With the 7 bands of reflectance that Landsat collects some mixed or pure pixels will have similar signatures than other non related landcover classes.  Looking at the confusion matrix we see that the Bare Ground class and the Impervious class were often confused.  The impervious landcover is typically concrete and rooftops.  Concrete and sand have very similar spectral signatures across the 7 bands.  
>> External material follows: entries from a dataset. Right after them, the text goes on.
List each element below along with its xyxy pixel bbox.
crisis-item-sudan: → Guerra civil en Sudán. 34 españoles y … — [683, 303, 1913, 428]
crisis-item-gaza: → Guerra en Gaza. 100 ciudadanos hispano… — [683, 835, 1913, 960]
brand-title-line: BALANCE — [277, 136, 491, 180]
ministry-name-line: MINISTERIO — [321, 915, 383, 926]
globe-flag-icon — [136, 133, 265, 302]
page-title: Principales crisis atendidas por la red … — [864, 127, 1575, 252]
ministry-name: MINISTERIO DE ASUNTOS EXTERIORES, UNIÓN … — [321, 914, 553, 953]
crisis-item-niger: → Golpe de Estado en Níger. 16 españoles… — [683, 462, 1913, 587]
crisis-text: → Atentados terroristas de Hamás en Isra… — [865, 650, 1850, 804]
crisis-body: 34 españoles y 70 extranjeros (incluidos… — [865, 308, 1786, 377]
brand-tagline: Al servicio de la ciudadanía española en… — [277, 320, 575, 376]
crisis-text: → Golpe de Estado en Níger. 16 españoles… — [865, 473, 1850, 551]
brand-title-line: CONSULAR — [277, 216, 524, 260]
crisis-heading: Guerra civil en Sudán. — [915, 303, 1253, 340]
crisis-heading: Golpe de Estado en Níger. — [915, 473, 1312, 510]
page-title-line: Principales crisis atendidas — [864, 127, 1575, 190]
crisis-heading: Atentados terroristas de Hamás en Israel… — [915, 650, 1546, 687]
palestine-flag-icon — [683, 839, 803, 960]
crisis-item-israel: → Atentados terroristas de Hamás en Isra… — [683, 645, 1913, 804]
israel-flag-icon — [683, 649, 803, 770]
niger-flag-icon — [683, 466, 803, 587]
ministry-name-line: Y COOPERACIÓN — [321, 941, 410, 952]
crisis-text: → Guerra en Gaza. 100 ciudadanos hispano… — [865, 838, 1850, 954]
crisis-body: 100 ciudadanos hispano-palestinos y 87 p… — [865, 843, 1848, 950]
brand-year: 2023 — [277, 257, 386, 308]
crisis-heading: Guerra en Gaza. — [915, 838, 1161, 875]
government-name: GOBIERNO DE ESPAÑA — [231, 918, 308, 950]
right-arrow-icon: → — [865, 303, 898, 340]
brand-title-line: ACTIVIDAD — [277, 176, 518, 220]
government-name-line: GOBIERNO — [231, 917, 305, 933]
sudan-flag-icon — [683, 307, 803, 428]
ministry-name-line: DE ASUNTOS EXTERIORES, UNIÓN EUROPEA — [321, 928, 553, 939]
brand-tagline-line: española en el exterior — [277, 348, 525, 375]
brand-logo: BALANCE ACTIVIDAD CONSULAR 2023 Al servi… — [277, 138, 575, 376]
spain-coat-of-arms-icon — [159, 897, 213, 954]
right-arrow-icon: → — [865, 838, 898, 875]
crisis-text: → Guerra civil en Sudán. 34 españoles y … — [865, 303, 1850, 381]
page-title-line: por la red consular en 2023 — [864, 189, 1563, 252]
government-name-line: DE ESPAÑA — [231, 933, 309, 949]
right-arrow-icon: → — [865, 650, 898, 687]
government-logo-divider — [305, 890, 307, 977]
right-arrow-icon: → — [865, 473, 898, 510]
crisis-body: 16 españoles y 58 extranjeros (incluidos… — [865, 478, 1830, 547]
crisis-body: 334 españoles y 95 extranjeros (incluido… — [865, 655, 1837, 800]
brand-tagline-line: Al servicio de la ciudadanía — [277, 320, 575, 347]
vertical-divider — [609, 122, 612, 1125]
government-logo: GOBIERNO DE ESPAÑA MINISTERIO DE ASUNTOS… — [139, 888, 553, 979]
It's also useful to see how grouped the chosen training pixels appear on a plot.  The following code was used to plot a line for each pixel in the training set and group them by landcover class on separate graphs.  The shapes and levels of several of these classes look similar which would lead to confusion when attempting to predict landcover classes.  

```{r trainingplot, eval=FALSE}
library(ggplot2)
library(dplyr)

# add an ID to each pixel in the training 
# dataframe for plotting

ID = seq(1:nrow(dfTraining))
dfTraining <- cbind(dfTraining, ID)

# load simple lookup table created in excel for the landcover classes and merge
#df training to show the class names in the final plot
lookup <- read.csv(file="C:\\JP\\DataScienceClasses\\Capstone\\MyProject\\images\\lookup.csv", header=TRUE)
TrainingSignatures <- merge(dfTraining, lookup, by.x = "class", by.y="LCID")

# load tidyverse to use the gather command
library(tidyr)

test %>% 
  gather(col, val, -c(classname, ID, class)) %>%  # from `tidyr`
  ggplot(aes(col, val, color = ID, group = ID)) + 
  geom_line() +
  facet_wrap(~classname)
```

![**_Figure 10 - Training set pixels plotted by land cover type_**](images/TrainingSetPlot.png)

This plot show the spectral response across the 7 bands for every set of training pixels.  Many of the class plots have similar shapes and this could also lead to prediction confusion.  

In this project the random forest classifier was used to predict 9 classes of landcover in a LandSat 8 satellite image.  The results were mixed and some model tweaking and a more balanced training set selection would be warranted in an attempt to make better predictions.  Model training in this case showed high accuracy but when the model was applied to the test set the results were considerably less accurate.